= Ruben Cotelo =

Uruguayan writer, journalist, and literary critic

Ruben Cotelo (October 31, 1930 – September 24, 2006) was an Uruguay writer, journalist, and literary critic, known for his acute reviews on literature and cinema. He was married and divorced. He had three sons and one daughter. Emiliano Cotelo, his oldest son, is a radio journalist in Uruguay.

==Education and academics==
Ruben Cotelo was born in Montevideo. His father was a Galician immigrant, and his mother was from Uruguay. Ruben Cotelo first studied Art, then Law at the Universidad de la Republica in Montevideo, and finally Journalism at the Indiana University (Bloomington) under Professor Floyd G. Arpan.

Although Ruben Cotelo did not teach formally, he participated in numerous lectures and conferences in Argentina, Mexico and the United States. In June 1989 he lectured on Uruguay’s Politics, Economy and Society at the Universidad de Belgrano in Buenos Aires. In the 1990s he was advisor to Jorge Brovetto, then Chancellor of the Universidad de la Republica.

==Journalism and professional work==
Since the 1950s Ruben Cotelo reviewed cinema and literature for the newspaper El País and the weekly Marcha. At El País he directed the weekly Literature Supplement from 1955 to 1966 and the news desk until 1968. In the 1960s he also contributed to American newspapers (The Record of Hackensack, New Jersey, Oakland Tribune, California). He was war correspondent to the Vietnam War in 1967.

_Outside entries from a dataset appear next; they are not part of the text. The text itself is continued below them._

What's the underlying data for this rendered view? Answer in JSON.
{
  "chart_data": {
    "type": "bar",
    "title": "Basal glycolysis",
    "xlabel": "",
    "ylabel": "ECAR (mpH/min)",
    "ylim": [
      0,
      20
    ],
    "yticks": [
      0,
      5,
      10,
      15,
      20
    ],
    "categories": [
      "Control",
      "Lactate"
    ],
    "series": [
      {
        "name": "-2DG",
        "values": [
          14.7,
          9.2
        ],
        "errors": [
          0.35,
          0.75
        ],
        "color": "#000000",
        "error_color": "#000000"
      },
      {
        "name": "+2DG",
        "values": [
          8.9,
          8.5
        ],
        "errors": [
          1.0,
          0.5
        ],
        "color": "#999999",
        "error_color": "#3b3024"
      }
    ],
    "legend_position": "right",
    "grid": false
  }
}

In 1969 he became editor and international expert for Cinterfor an agency of the ILO, International Labor Organization for whom he traveled extensively in the Americas and Europe.
After his retirement he wrote for literary publications such as Vuelta (Buenos Aires), Jaque and Alternativa (Montevideo) and the Revista Iberoamericana de Literatura (Detroit).

Ruben Cotelo died in 2006 after a long battle with cancer. He left unfinished essays, studies and manuscripts on Vivian Trias, Juan Carlos Onetti, Justino Zavala Muniz, and other literature figures of Uruguay.

==Legacy==
After his death, Coteloʼs family donated his personal library of approximately ten thousand volumes to the Universidad Católica (Uruguay).

The Cotelo family has donated his archive and personal items to the Instituto de Letras at the Facultad de Humanidades y Ciencias de la Educación, National University (Uruguay).

==Works==
- Narradores Uruguayos Caracas, Monte Ávila, 1969
- Carlos Real de Azúa de cerca y de lejos Montevideo, Ediciones del Nuevo Mundo, 1987 (Mención de Honor Especial, Concurso Literario del Municipio, 1988)

==Co-author==
- Eduardo Acevedo Díaz Capítulo Oriental No. 6, Cedal, 1968.
- Felisberto Hernández Fundación de Cultura Universitaria, 1970.
- En Torno a Juan Carlos Onetti Fundacion de Cultura Universitaria, 1974.
- Historias de la vida privada en el Uruguay Santillana, 1996.
- La Tierra Purpúrea. William H. Hudson Prólogo. Banda Oriental, 1999.